Anggota DPR: Banyak APH Iri dengan Penghasilan Hakim

Sedang Trending 1 minggu yang lalu

Liputan6.com, Jakarta - Anggota Komisi III DPR Benny Utama menyoroti peningkatan penghasilan hakim nan dinilainya cukup signifikan. Menurut dia, peningkatan kesejahteraan tersebut kudu diimbangi dengan integritas serta pengawasan nan semakin ketat.

Benny menilai kondisi tersebut menjadi tantangan bagi Komisi Yudisial (KY) dan Mahkamah Agung (MA) untuk memastikan terciptanya pengadil nan berintegritas.

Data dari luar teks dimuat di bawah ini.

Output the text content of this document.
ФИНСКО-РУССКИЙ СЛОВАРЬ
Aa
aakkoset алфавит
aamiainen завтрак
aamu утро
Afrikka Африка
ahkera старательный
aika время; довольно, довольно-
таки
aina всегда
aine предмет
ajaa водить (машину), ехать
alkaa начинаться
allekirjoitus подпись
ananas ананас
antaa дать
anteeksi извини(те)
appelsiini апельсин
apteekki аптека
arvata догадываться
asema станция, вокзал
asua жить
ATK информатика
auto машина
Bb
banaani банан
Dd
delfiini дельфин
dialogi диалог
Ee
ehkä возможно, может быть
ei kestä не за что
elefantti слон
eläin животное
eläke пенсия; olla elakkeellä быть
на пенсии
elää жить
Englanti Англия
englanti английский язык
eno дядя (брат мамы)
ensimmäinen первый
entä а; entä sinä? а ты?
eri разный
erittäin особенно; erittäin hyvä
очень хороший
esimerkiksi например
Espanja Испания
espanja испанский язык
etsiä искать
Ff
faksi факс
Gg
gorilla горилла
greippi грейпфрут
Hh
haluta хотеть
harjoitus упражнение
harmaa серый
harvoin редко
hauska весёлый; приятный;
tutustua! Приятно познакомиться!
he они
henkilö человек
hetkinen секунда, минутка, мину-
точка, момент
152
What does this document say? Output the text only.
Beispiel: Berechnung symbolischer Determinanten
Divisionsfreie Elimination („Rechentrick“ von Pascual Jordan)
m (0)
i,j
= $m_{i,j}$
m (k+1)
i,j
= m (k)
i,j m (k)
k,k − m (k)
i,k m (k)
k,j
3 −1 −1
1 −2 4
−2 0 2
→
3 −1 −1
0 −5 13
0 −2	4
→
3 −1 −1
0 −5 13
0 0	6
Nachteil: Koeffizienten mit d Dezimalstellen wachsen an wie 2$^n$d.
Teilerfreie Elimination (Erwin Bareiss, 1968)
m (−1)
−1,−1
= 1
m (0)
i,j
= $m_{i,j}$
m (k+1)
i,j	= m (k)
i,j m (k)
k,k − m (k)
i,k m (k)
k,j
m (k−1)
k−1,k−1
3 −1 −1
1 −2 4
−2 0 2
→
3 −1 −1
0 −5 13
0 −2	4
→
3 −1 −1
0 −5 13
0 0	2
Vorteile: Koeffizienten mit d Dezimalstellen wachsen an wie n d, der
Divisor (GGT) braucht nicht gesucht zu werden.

“Untuk Komisi Yudisial saya memandang sebenarnya penekanan dari tugas-tugas KY itu sendiri sebenarnya gimana menciptakan hakim-hakim nan mempunyai integritas. Itu ke sana Pak,” kata Benny dalam rapat dengan Sekretaris MA dan Sekjen KY di Kompleks Parlemen Senayan, Senin (31/8/2026).

Menurut Benny, program KY ke depan kudu diarahkan untuk memperkuat pengawasan terhadap hakim. Terlebih, keahlian pengadil dinilai kudu semakin baik seiring dengan peningkatan penghasilan dan akomodasi nan diterima.

“Bagaimana kita melakukan pengawasan nan ketat ya terhadap hakim-hakim kita. Kemudian gimana kita selalu berikan pelatihan-pelatihan terhadap hakim-hakim kita, ya apalagi terakhir ini pengadil itu sudah mendapatkan akomodasi nan cukup dari negara,” ujarnya.

Benny juga menyoroti besarnya akomodasi dan penghasilan nan diterima hakim. Menurut dia, kondisi tersebut apalagi memunculkan rasa iri dari abdi negara penegak norma (APH) lainnya.

“Banyak itu APH-APH lain nan iri dengan penghasilan pengadil akhir-akhir ini. Banyak nan bertanya kepada kawan-kawan di Komisi III ke kami, ‘Kok pengadil gajinya segini, pengadil pemula aja di Pengadilan Negeri sudah segini, kami nan sudah berdinas dengan golongan nan segini baru segini’,” kata Benny.